Tokyo Metropolitan Government and private businesses have been collabrating to develop Tokyo Omiyage Project – Tokyo Souvenirs -, a unique selection of Tokyo-specific souvenirs that encapsulate the concept of “Old meets New.” Items include charming ukiyoe woodblock print-design masking tapes, socks and T-shirts with contemporary designs, as well as artisan-made Tokyo shamisen three-stringed musical instruments and traditional maneki neko beckoning cats. Visitors will get a Tokyo tourism experience in miniature, as the booth’s design highlights many of the city’s best-loved sightseeing spots. Staff will demonstrate how to use toys such as the bunbun goma, a wooden button spinner made with cedarwood, and how to play the shamisen on site.

There are two special gift sets available. The Summer Memory Note Set comes with a ballpoint pen and a handheld postcard uchiwa fan, which can be used to keep yourself cool and to share your Tokyo memories with friends. The Tokyo Shopping Set includes a handkerchief and an eco-bag, both sporting a charming Tokyo symbol pictogram.

Tokyo Dentokougei Park

Tokyo is home to a variety of traditional crafts that have been born and cultivated against the backdrop of Tokyo’s climate and history from olden times and handed down for generations. TOKYO DENTOKOGEI PARK is a space with elements of the “park” aiming to enable many people to enjoy traditional crafts without difficulties.

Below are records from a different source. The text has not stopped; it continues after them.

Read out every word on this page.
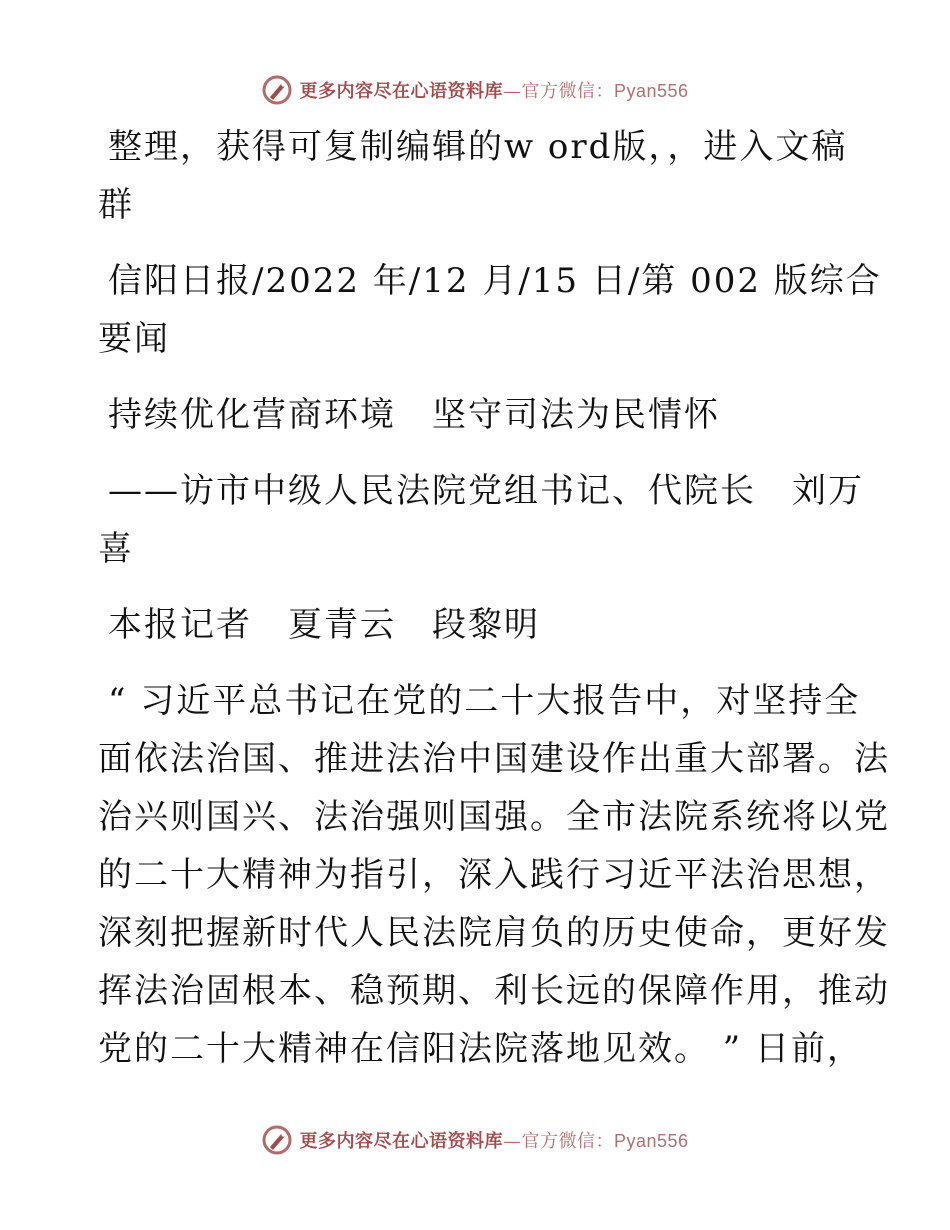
更多内容尽在心语资料库—官方微信：Pyan556

整理，获得可复制编辑的w ord版，，进入文稿

群

信阳日报/2022 年/12 月/15 日/第 002 版综合

要闻

持续优化营商环境　坚守司法为民情怀

——访市中级人民法院党组书记、代院长　刘万

喜

本报记者　夏青云　段黎明

“ 习近平总书记在党的二十大报告中，对坚持全

面依法治国、推进法治中国建设作出重大部署。法

治兴则国兴、法治强则国强。全市法院系统将以党

的二十大精神为指引，深入践行习近平法治思想，

深刻把握新时代人民法院肩负的历史使命，更好发

挥法治固根本、稳预期、利长远的保障作用，推动

党的二十大精神在信阳法院落地见效。 ” 日前，

更多内容尽在心语资料库—官方微信：Pyan556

At this booth, traditional crafts, such as obi (kimono sash belt) and tea utensils, as well as products that fit in our modern lifestyles, such as neckties and scarves, are on display and also can be purchased. Kumihimo no noren (curtain made of braided cords) and karakami no kabegami (wallpaper made of printed paper with traditional patterns), and other traditional crafts for building materials and interior are also displayed.

Edo Tokyo Kirari Project

There are more than 3,000 so-called venerable traditional businesses in Tokyo, which have been in operation for over 100 years. Selecting ambitious projects that are keen to promote new initiatives in accordance with modern lifestyle along with their quality and beauty of design, the Edo Tokyo Kirari Project exhibits them as representative brands of Tokyo. These Tokyo brands include traditional crafts like Edo sekku ningyo dolls, Edo ukiyoe woodblock prints and Tokyo kumihimo braided cords, as well as typical flavors of the city like nori laver seaweed and sake, and fashion-forward items such as Edo komon dyeing patterns and beni rouge. Fourteen businesses exhibit in pairs, changing weekly for a total of seven weeks. Visitors can purchase items, watch demonstrations by artisans and even participate in workshops.

Tokyo Artisanal Techniques / Takumi no Waza

Every year the Tokyo Metropolitan Government holds a “Monozukuri and Takumi Skills Festival” to promote traditional artisanal techniques and attractiveness of skills and techniques of monozukuri (literally, “making things”).

This booth introduces Tokyo’s craftsmanship through the lens of functional design created by Tokyo artisanal techniques that are on display at this event and items that are present in our everyday lives: clothing, food and housing. The exhibit focuses on artisanal techniques from various fields, including Japanese sewing, kimono dressing, tiles and tatami mats, landscaping, construction carpentry and Japanese cuisine. Twenty-one organizations will exhibit for three days then switch, with product sales and demonstrations.